Midterm Outlook
March 10, 2026
The midterm election outlook is shifting rapidly with retirements, updated congressional maps, and primary losses.
House of Representatives: These retirement announcements have come as President Donald Trump and Republican leadership try to preserve a narrow House majority.
- To date, 56 US House members are retiring instead of running for their current seat.
- 35 Republicans have announced their retirement, compared to 21 Democrats. In recent years, more members of the party in power have headed for the exits.
- This list includes those who lost their primary election, or are running for higher office which include the Senate, Governorship, and offices of Attorney General and County Judge.
- The president’s party usually loses congressional seats in midterm elections.
Recent Notable Retirements
- Rep. Darrell Issa (R-CA-48) announced last week that he will be retiring due to the redrawn maps in California. His seat became a genuine toss-up after California redrew its districts. Kamala Harris would have won the new district over Donald Trump by three points in 2024. It previously was a safe Republican seat.
- Rep. Burgess Owens (R-UT-4) also announced last week that he will be retiring.
- Utah’s congressional map has gone through many different versions for this election year due to a battle at the state level between Republicans and Democrats.
- A judge recently declared that it was too late to change the map, leaving a safe Democratic seat in the Salt Lake City area.
- Owens decided to retire instead of running in this new Democratic leaning seat or run in a nearby district against another member of Congress in the primary.
- Rep. Tony Gonzalez (R-TX-23) announced he will no longer run for re-election.
- Gonzalez was serving his third term, but following a 2026 primary runoff challenge and a House Ethics Committee investigation into an affair with a former staffer, he dropped his re-election bid last week.
- Without Gonzalez in the race, Brandon Herrera will likely be the GOP’s nominee, giving Democrats a shot at flipping this traditionally safe red district.
Texas Senate Race
- On the Democratic side, State Senator James Talarico won the nomination to be his party’s nominee, beating Congresswoman Jasmine Crockett (D-TX-30) by a margin of 52-48%, avoiding a runoff.

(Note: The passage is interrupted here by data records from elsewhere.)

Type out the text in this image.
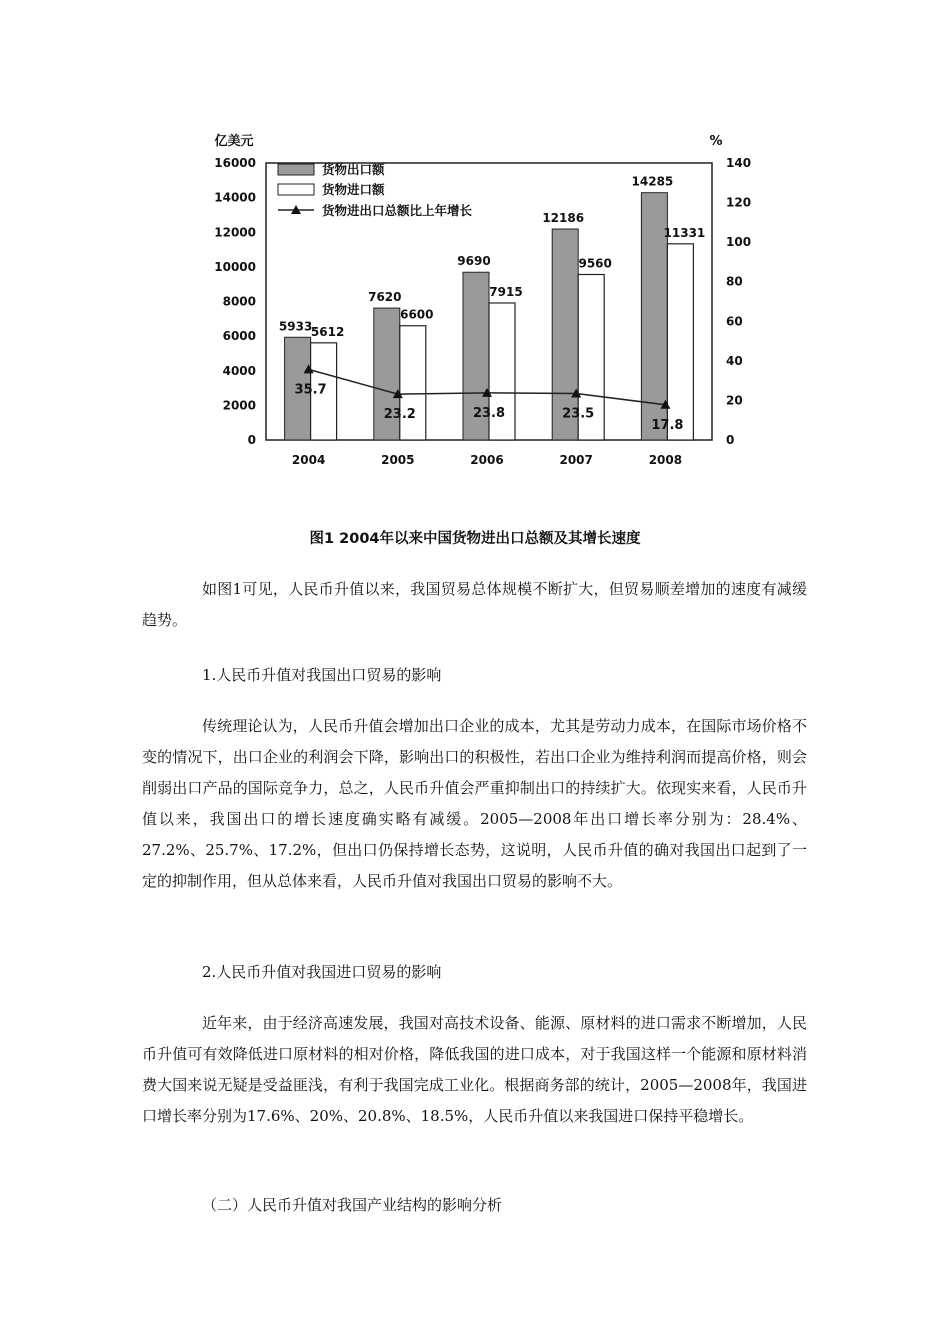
0
2000
4000
6000
8000
10000
12000
14000
16000
0
20
40
60
80
100
120
140
亿美元	%
2004	2005	2006	2007	2008
5933
5612
7620
6600
9690
7915
12186
9560
14285
11331
35.7
23.2	23.8	23.5
17.8
货物出口额
货物进口额
货物进出口总额比上年增长
图1 2004年以来中国货物进出口总额及其增长速度

如图1可见，人民币升值以来，我国贸易总体规模不断扩大，但贸易顺差增加的速度有减缓趋势。

1.人民币升值对我国出口贸易的影响

传统理论认为，人民币升值会增加出口企业的成本，尤其是劳动力成本，在国际市场价格不变的情况下，出口企业的利润会下降，影响出口的积极性，若出口企业为维持利润而提高价格，则会削弱出口产品的国际竞争力，总之，人民币升值会严重抑制出口的持续扩大。依现实来看，人民币升值以来，我国出口的增长速度确实略有减缓。2005—2008年出口增长率分别为：28.4%、27.2%、25.7%、17.2%，但出口仍保持增长态势，这说明，人民币升值的确对我国出口起到了一定的抑制作用，但从总体来看，人民币升值对我国出口贸易的影响不大。

2.人民币升值对我国进口贸易的影响

近年来，由于经济高速发展，我国对高技术设备、能源、原材料的进口需求不断增加，人民币升值可有效降低进口原材料的相对价格，降低我国的进口成本，对于我国这样一个能源和原材料消费大国来说无疑是受益匪浅，有利于我国完成工业化。根据商务部的统计，2005—2008年，我国进口增长率分别为17.6%、20%、20.8%、18.5%，人民币升值以来我国进口保持平稳增长。

（二）人民币升值对我国产业结构的影响分析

- While the Republican side is a bit more messy, incumbent Senator John Cornyn (R-TX) has been forced into a runoff election with current Texas Attorney General Ken Paxton.
- Cornyn garnered 42% of the vote, while Paxton was just shy of 41%. As neither candidate breached the 50% mark, there will be a runoff election on May 26. President Trump has been publicly musing about endorsing a candidate prior to the runoff.
Why it matters: The messy primary on the Republican side forces the candidates to spend time and money attacking each other over the next two months instead of focusing on the general election.
Democrats have dubbed this the dream scenario for their general election prospects. A perfect storm of negative approval ratings on President Trump and competitive elections in stronghold GOP states could give Democrats a slim but real chance at controlling both chambers of Congress next year.
- Talarico has been widely viewed as Democrats best chance to take the seat, and infighting on the GOP side only helps them make their case.
- Putting Texas in play forces national Republicans to spend more money protecting their eventual nominee this fall.
Montana Senate Race
- Sen. Steve Daines (R-MT) announced his surprise decision to retire last week just hours before the filing deadline was about to pass.
- He quickly endorsed U.S. Attorney for the District of Montana Kurt Alme, who filed to run for Daines’ Senate seat as a Republican just minutes before the deadline closed on Tuesday evening.
- This move raised eyebrows across Capitol Hill as Sen. Daines in effect froze the primary field for his handpicked successor.
- Another member of Congress, Rep. Marie Glusenkamp-Perez (D-WA-3) publicly stated her frustration with the move following his retirement announcement.
One of the reasons Daines cited for his retirement announcement was the desire to avoid an expensive race by keeping big Democratic names out of the mix including former Democratic Senator Tester and former Democratic Governors Brian Schweitzer and Steve Bullock.